Permanently Deleted

  • duderium [he/him]
    ·
    3 years ago

    They’re leaving the church and joining QAnon or liberalism. As long as the base remains the same the superstructure will likewise remain the same. That being said I can’t deny that this excites me. The state I live in has some of the lowest religious participation in the USA and churches are still everywhere and are likewise packed on Sundays.

    • JamesConeZone [they/them]
      ·
      3 years ago

      They’re leaving the church and joining QAnon or liberalism.

      No, I don't think that's it. The boomer QAnon people are still in church. Younger people are leaving church because it is more obviously tied to politics in a way that's blatantly a power grab. In the past, white evangelicals had a veneer of MoRaLiTy to hide behind, but Trump's presidency destroyed that and in so doing ensured that millions of younger Christians left evangelicalism.

      Along with greater LGBTQ+ acceptance among millenials and younger, many white evangelicals are leaving their megachurches and either leaving completely or attending mainline churches and calling themselves "exvangelicals" (I know).

      • invalidusernamelol [he/him]
        ·
        3 years ago

        There are some that just realized that church is a white supremacy thing and cut out the middle man to become nazis, but that's a much smaller group.

          • invalidusernamelol [he/him]
            ·
            3 years ago

            I grew up in a evangelical community and there was a small portion of kids who just became Nazis. A lot became liberals or socialists, some went mainstream, some stayed.

            They became Nazis because they liked the white supremacist parts of protestantism.

      • duderium [he/him]
        ·
        3 years ago

        Okay, so maybe they aren't necessarily joining QAnon—or they can go to their megachurches and believe Trump is Jesus at the same time—but some are also joining liberal churches or just plain secular liberalism instead. I keep an eye on the exmormon subreddit and sometimes even listen to the Mormon Stories podcast—not because I'm a Mormon (or ever have been), but because I'm fascinated with people leaving one belief system and joining another. So many posts on that subreddit are just like people photographing themselves drinking coffee. I mean, I love coffee, and I think life would probably be less cool without coffee, and I understand that coffee is probably a symbol for these people of embarking on a new stage in their lives free from the Mormon Church, but I also have to wonder if that much has really changed about them. Like, if they could drink coffee, and if the women were allowed to bare their shoulders, how many of them would remain within Mormonism? I think that moving from Mormonism to liberalism (or more liberal churches) has also got to be pretty dissatisfying. I went on their subreddit a few months ago and (politely) said they should check out Marxism, and I think every comment I received was hostile.
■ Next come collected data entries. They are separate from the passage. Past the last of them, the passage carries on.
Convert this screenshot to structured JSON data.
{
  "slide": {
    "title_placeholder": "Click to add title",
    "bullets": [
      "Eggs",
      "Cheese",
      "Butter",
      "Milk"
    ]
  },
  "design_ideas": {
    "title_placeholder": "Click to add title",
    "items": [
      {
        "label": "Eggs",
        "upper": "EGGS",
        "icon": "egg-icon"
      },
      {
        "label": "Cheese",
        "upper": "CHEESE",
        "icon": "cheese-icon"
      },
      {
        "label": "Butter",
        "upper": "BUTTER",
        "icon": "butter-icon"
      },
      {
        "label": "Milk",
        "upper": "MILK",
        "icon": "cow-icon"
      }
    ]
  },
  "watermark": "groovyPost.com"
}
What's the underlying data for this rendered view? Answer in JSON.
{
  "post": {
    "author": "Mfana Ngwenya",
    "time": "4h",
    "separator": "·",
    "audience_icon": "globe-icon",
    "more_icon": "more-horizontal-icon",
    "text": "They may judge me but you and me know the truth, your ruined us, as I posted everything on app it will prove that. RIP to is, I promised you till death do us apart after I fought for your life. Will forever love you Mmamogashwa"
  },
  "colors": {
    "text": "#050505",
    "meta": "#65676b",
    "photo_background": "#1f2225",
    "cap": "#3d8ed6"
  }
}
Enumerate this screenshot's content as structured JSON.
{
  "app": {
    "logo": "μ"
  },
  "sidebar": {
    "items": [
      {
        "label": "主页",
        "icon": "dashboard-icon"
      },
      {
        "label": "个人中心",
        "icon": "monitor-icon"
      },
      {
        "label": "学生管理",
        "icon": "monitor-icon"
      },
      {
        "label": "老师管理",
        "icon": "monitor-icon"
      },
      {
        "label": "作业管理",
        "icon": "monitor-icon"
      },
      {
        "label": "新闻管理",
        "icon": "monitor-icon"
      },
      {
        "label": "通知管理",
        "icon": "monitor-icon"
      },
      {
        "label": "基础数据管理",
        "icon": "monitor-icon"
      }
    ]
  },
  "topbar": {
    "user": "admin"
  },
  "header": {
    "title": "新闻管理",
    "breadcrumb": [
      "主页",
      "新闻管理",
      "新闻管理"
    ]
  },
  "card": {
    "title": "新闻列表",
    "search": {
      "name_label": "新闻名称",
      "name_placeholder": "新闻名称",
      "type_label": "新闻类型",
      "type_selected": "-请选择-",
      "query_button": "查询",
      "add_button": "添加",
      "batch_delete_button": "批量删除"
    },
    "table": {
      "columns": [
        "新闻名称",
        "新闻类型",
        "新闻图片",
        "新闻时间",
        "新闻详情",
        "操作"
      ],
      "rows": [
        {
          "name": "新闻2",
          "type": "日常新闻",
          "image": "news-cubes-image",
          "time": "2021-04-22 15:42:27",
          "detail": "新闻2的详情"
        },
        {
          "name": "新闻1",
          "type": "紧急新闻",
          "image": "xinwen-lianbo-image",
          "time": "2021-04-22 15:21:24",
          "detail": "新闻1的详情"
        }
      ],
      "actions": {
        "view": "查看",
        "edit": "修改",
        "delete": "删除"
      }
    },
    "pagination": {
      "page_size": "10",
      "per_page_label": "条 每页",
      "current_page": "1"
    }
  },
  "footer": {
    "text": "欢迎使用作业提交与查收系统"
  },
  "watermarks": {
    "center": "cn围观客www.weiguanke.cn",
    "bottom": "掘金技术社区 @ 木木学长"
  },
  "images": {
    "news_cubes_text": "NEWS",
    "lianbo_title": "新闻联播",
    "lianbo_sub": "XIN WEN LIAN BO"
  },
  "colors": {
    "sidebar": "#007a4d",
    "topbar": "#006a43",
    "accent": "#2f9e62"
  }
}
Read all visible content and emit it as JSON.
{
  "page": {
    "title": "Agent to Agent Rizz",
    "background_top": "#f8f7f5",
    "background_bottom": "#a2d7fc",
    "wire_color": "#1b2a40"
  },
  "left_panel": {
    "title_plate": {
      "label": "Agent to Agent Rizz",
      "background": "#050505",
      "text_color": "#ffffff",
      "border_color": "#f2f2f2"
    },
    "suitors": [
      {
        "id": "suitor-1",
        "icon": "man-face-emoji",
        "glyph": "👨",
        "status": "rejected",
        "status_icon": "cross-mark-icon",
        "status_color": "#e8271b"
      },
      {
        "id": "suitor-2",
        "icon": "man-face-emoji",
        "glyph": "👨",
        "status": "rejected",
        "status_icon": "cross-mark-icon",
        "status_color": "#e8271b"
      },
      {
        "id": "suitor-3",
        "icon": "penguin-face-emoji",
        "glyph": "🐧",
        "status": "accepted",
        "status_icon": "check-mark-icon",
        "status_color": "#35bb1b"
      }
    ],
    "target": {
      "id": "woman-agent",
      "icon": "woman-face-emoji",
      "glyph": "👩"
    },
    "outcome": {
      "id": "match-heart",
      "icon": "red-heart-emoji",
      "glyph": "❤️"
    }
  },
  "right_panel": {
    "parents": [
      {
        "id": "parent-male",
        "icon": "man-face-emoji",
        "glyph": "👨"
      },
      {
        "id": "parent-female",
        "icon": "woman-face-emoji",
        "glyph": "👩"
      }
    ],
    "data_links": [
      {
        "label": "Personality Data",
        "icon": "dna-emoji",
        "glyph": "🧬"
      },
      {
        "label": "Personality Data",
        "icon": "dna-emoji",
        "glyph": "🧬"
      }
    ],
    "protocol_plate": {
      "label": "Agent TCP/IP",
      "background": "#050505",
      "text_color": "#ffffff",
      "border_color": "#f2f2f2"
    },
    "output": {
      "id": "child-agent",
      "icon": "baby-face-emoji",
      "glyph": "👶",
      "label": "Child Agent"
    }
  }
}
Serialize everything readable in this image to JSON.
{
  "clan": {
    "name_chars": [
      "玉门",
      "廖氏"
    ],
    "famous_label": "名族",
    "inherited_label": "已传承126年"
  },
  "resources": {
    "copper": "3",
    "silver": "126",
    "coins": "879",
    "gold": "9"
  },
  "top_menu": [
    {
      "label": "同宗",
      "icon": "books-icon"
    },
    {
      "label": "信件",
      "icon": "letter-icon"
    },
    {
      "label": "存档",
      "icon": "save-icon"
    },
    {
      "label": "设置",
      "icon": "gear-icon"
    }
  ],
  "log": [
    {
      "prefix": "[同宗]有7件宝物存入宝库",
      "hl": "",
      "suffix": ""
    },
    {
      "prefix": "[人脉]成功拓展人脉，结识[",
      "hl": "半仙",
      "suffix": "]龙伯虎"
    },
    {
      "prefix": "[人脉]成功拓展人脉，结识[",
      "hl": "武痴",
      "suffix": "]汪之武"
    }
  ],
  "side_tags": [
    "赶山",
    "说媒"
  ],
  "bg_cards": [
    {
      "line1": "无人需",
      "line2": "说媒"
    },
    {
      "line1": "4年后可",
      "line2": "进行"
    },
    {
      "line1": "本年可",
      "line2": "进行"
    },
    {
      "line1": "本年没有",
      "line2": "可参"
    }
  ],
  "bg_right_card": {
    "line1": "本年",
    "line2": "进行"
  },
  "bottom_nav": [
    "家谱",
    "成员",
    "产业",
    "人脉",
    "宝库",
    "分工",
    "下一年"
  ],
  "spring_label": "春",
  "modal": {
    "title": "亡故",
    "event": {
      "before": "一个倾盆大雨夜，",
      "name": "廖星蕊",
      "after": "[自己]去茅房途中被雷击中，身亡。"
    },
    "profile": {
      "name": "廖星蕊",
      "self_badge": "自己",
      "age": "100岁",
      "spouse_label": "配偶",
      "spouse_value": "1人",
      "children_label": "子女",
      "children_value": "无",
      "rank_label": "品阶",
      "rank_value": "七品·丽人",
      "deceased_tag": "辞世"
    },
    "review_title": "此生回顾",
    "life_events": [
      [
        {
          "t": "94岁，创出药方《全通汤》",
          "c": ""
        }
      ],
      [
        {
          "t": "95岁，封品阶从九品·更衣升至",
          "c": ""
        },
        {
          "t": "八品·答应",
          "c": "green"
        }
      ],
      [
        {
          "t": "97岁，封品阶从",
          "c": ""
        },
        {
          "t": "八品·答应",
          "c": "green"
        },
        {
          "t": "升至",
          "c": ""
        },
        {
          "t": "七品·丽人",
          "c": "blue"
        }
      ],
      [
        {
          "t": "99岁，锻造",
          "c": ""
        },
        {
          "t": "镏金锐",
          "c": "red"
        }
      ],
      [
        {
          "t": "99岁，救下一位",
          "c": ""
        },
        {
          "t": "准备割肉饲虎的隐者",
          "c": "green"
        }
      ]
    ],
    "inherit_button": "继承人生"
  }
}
        But many of them also say that the hypocrisy of the church (which you mention) led them to do research and ask questions, and then within a few months they were finished. That's pretty much the same reason I left liberalism. It seemed hypocritical to me, and could no longer explain the world in a satisfying way. At the same time, fascism was even dumber, which meant that I gravitated further toward the left.

        Another random thought: I remember that in the Class Struggle board game, if large numbers of people leave organized religion, that counts as like some kind of bonus or boon for the workers. So although this issue is complex, we have at least one Official Marxist (TM) claiming that this is a positive development.

    • RollOfTape [none/use name]
      ·
      3 years ago

      They’re leaving the church and joining QAnon or liberalism.

      It feels like those QAnon lunatics are evangelicals and evangelical churches seem to be doing well :bern-disgust:

      • star_wraith [he/him]
        ·
        3 years ago

        Up until recent years (I'm talking like 15-20 years ago), evangelical churches were doing pretty well relative to mainline and Catholic churches. I know, evangelicals used to crow about that all the time. But p sure the data shows in more recent years evangelical churches are hemoragging members.

    • chadhominem [comrade/them]
      ·
      3 years ago

      Lol what? The venn diagram of QAnon goons and your local upper class suburban family that attends church every Sunday is a literal full circle.